Central bank meetings and US jobs data send dollar soaring
08/Ιούλ/2013 • Currency Updates•
Communications from the world’s major central banks continue to drive financial markets. Last week it was the Bank of England and the ECB that decided to shake things up by delivering for the first time ever «forward guidance», i.e., a more or less explicit reference to how long they expect interest rate to stay at their current near-zero levels. This forward guidance was decidedly dovish in both cases. The contrast with the relatively hawkish tone adopted recently by the Fed could not be more stark, and underpins our long-standing bullishness on the US dollar vs. all other major currencies. A strong payroll report out of the US on Friday only added fuel to the fire, and the dollar ended the week up over 1.5% against the Euro and over 2% against cable.

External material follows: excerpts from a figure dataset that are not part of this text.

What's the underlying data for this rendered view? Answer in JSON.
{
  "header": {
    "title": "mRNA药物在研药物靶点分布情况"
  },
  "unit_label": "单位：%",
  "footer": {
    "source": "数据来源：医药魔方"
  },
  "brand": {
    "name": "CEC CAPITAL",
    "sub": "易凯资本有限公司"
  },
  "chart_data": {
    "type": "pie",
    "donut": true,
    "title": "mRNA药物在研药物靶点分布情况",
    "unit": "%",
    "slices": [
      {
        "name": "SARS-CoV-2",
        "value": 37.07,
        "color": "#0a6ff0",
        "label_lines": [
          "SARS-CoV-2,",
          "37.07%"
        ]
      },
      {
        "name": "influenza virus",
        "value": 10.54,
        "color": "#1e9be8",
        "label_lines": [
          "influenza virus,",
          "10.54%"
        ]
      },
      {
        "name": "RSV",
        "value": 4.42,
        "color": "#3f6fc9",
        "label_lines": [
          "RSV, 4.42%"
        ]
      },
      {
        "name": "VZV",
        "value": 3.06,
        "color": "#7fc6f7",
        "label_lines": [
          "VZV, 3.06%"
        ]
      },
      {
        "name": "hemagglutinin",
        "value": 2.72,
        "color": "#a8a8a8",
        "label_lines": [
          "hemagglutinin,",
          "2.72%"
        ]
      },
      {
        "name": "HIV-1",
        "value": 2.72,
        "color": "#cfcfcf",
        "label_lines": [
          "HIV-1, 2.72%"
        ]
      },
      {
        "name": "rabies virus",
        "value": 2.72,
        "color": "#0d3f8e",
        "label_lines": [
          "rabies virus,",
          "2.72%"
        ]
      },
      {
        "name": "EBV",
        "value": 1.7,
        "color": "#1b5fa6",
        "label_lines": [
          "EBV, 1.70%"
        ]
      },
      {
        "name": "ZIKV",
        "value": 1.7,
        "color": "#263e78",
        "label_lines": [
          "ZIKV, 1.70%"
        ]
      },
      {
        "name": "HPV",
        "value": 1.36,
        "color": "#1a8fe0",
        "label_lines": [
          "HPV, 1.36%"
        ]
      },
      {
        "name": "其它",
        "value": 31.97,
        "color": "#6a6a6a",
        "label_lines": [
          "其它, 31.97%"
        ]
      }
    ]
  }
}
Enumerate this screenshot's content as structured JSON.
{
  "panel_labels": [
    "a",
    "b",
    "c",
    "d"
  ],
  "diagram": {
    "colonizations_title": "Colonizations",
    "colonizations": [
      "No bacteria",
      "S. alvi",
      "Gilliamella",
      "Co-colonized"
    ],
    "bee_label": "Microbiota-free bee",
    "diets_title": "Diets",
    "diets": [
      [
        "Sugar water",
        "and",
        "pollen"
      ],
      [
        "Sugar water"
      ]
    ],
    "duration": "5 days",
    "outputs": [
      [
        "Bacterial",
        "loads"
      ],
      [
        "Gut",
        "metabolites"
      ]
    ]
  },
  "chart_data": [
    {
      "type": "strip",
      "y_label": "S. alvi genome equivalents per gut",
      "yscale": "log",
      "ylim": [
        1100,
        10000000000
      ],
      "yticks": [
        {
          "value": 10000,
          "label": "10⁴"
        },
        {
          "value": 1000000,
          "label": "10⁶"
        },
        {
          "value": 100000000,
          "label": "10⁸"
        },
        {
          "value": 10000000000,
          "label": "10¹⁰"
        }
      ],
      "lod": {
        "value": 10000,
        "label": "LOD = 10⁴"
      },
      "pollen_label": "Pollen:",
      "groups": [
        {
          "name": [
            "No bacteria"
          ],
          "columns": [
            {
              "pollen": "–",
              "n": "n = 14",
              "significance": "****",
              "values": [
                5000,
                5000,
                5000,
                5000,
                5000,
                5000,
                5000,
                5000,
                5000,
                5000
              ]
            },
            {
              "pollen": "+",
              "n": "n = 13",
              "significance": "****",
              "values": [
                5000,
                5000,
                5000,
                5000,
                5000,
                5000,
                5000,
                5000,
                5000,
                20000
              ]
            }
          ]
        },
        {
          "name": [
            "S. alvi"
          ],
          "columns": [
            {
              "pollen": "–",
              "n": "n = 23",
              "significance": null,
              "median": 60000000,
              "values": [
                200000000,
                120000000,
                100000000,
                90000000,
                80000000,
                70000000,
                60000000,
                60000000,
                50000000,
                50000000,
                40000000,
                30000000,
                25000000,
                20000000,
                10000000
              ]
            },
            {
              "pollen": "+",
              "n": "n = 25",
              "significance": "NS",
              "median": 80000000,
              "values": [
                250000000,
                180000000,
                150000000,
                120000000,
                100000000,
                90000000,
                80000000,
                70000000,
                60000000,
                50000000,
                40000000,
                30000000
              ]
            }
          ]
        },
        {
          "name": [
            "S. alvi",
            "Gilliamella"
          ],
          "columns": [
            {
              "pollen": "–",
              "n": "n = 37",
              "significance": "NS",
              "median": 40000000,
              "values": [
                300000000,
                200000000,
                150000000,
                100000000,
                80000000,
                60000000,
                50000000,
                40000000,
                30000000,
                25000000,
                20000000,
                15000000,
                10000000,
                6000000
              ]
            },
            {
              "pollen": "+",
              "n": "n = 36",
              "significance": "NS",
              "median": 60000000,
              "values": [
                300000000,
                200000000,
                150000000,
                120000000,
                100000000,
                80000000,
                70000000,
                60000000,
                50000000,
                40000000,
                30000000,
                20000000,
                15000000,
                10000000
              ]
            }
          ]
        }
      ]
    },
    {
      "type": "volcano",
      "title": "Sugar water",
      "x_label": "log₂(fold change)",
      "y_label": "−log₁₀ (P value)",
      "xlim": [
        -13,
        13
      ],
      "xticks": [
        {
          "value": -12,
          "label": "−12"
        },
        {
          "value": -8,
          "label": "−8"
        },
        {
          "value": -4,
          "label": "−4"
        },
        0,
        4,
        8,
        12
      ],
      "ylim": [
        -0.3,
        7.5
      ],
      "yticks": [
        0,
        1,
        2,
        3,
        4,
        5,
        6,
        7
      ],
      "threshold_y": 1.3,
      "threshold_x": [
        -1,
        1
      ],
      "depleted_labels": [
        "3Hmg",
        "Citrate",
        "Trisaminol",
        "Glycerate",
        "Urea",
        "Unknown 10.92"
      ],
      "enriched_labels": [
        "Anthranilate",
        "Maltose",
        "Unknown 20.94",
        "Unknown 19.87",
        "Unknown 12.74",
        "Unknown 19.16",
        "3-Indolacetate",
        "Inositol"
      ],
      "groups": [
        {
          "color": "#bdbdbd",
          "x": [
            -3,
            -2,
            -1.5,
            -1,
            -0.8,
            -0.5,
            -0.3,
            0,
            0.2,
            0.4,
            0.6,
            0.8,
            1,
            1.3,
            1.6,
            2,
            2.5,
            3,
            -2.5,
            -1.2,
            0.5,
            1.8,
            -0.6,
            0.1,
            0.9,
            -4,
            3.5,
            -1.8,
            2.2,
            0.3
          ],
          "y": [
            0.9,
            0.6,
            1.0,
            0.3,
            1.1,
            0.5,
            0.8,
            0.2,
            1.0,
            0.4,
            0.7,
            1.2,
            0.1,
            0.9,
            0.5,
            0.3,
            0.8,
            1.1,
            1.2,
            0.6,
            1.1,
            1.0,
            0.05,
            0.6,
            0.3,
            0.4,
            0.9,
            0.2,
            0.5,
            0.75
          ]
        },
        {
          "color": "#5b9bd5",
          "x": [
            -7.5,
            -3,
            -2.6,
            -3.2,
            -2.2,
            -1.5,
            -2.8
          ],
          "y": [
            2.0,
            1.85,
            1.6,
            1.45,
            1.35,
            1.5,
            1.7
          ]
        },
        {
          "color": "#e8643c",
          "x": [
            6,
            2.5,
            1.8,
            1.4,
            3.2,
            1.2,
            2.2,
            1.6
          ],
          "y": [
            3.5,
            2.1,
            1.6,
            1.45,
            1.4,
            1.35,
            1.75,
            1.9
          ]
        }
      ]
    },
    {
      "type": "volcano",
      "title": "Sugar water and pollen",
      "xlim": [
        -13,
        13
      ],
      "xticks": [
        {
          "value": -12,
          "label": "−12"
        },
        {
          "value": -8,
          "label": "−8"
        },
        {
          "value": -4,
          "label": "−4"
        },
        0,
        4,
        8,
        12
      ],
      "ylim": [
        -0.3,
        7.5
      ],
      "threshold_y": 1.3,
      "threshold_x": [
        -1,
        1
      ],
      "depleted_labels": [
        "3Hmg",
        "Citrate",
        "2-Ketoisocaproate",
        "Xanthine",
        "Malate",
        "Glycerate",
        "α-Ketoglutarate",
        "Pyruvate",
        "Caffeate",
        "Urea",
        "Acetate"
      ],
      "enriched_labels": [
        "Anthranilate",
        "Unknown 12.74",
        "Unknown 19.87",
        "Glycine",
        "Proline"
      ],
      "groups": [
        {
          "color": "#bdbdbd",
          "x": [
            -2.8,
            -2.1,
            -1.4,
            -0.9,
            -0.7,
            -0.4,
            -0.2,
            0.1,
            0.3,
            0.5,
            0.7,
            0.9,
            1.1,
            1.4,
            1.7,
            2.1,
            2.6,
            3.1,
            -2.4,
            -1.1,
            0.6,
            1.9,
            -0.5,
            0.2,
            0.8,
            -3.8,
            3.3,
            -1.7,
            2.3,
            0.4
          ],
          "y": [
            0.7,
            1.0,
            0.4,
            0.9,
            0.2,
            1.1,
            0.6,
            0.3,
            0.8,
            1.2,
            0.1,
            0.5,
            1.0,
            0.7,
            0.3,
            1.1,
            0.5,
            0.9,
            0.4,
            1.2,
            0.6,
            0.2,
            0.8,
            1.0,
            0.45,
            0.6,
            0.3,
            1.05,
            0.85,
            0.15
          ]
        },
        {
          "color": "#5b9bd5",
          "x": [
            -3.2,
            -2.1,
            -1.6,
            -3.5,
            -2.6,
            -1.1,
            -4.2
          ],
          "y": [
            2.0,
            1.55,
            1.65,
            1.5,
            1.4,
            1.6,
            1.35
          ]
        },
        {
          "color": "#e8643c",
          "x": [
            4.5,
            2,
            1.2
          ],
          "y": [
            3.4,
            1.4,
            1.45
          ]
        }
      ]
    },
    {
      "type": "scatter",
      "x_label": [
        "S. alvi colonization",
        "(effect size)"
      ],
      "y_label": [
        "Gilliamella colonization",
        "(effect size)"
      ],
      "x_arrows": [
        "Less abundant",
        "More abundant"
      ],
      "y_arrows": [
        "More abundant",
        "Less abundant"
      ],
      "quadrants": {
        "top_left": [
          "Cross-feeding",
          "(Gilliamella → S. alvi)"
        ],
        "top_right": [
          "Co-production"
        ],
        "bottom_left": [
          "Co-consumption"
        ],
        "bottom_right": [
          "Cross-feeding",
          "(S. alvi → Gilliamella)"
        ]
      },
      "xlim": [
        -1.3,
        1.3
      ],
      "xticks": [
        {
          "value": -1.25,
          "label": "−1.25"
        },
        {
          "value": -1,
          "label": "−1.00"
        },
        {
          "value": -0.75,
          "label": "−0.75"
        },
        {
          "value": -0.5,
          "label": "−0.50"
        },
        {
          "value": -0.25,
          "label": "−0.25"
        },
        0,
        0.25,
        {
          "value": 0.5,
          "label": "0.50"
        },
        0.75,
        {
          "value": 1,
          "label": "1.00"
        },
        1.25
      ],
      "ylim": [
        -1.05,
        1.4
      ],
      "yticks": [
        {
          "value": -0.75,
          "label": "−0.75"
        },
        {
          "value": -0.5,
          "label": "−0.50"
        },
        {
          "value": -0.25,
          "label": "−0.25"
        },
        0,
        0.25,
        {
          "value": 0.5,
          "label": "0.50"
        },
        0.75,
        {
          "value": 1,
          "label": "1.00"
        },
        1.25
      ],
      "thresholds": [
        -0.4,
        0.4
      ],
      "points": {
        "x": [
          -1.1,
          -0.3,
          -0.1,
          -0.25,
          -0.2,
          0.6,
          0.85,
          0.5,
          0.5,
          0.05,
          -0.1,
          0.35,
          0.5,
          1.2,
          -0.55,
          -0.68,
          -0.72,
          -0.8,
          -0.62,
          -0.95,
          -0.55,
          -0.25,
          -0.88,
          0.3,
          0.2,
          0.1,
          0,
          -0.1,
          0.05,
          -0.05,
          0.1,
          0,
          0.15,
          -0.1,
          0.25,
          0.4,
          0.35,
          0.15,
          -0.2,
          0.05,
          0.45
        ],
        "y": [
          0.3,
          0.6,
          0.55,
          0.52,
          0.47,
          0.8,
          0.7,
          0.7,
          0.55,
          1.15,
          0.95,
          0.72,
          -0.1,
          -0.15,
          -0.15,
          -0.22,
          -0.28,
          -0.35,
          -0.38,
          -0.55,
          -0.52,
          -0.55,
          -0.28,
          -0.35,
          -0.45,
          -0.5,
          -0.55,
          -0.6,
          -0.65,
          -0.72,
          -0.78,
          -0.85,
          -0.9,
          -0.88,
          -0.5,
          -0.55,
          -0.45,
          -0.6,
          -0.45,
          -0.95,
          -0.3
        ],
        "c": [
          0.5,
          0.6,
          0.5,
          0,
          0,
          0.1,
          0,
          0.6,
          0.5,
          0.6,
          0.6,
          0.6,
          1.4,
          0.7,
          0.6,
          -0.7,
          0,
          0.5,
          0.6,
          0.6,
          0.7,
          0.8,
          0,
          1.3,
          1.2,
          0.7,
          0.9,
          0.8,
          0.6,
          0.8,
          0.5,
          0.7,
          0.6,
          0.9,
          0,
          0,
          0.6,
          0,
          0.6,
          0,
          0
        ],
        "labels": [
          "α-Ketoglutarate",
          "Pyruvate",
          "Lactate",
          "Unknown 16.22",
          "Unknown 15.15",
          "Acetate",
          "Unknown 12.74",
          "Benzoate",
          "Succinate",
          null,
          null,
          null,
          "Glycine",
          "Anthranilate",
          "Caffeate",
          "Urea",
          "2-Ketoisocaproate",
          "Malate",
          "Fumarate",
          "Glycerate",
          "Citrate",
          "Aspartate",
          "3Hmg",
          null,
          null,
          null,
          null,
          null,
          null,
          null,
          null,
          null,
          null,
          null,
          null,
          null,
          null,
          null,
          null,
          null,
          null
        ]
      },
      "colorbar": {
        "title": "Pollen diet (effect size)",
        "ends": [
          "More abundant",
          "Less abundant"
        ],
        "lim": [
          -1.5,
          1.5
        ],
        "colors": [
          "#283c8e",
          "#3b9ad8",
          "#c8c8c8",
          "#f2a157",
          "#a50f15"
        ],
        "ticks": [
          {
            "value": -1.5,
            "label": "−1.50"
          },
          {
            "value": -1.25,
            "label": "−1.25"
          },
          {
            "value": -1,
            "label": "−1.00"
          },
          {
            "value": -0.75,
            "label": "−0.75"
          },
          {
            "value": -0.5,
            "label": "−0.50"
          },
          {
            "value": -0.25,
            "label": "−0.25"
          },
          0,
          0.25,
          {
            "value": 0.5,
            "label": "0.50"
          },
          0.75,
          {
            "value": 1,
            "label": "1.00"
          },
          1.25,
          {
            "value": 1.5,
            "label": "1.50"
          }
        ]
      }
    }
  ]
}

Over the course of next week we will be revising our main FX forecasts. The sudden and opposite shifts in central bank communications on either side of the Atlantic support our long-term dollar-bullish view. Most of our short-term targets for the dollar have already been reached, and therefore we will be revising upwards our medium-term dollar forecast.
The first MPC meeting with Mr. Carney as chairman did not disappoint. First, a statement was released in spite of there being no change in either rates or the size of the Gilt purchase target, a clear break with tradition. Second, the statement not only provided «forward guidance» to market, but it did so by telling markets explicitly that their recent move up in expected rates was «not warranted». Clearly, Mr. Carney is not only dovish, but is also succeeding in bringing about a shift in views within the committee towards further monetary stimulus.
The news from the MPC completely overshadowed some very positive business sentiment data. The service sector PMI sentiment survey accelerated in June to 56.9 – clearly above trend, and the highest for nearly four years. However, traders focused on the MPC’s dovishness and sent Sterling down 0.5% against the Euro and by over 2% against the US dollar.
Although the ECB was not quite aggressive in its statement as the Bank of England, its decision to provide «forward guidance» for the first time was a far more significant institutional volte-face. By indicating that [the ECB] expects the key ECB interest rates to remain at present or lower levels for an extended period of time», not only did Draghi throw out the window the old mantra of «we never pre-commit», but he also indicated that lower (and negative) rates were more likely than consensus had expected.
As in the UK, the shift in ECB policy overshadowed macroeconomic news. These were mildly positive, though far less so than across the channel. The June composite PMI business sentiment indicator rose one point, but at 48.7 is still consistent with mild contraction in Eurozone GDP. We expect stabilization in European GDP this quarter, though that will not be enough to pull Europe out of its perma-cession. At any rate, the divergence in economic performance across the Atlantic is now matched by an equally stark divergence in central bank policies and outlook, and we expect the trend towards a lower Euro vs. the greenback to continue.
Any hopes investors in the US may have had for a quiet 4th of July holiday weekend were dashed, first by the BoE and the ECB, and then on Friday by a very solid payroll report. The latter provided yet more solid, though unspectacular, proof that the US economic expansion is proceeding apace, and therefore the Federal reserve will almost certainly start tapering off its third round of quantitative easing in September. Job gains are now averaging over 200,000 per month for the last six months, which is solidly above the growth of the labour force and therefore sufficient to bring about the steady reduction in unemployment that the Fed wants to see. Our forecast of 2.5-3% growth for the US economy looks on track, as does our long-standing bullishness on the greenback.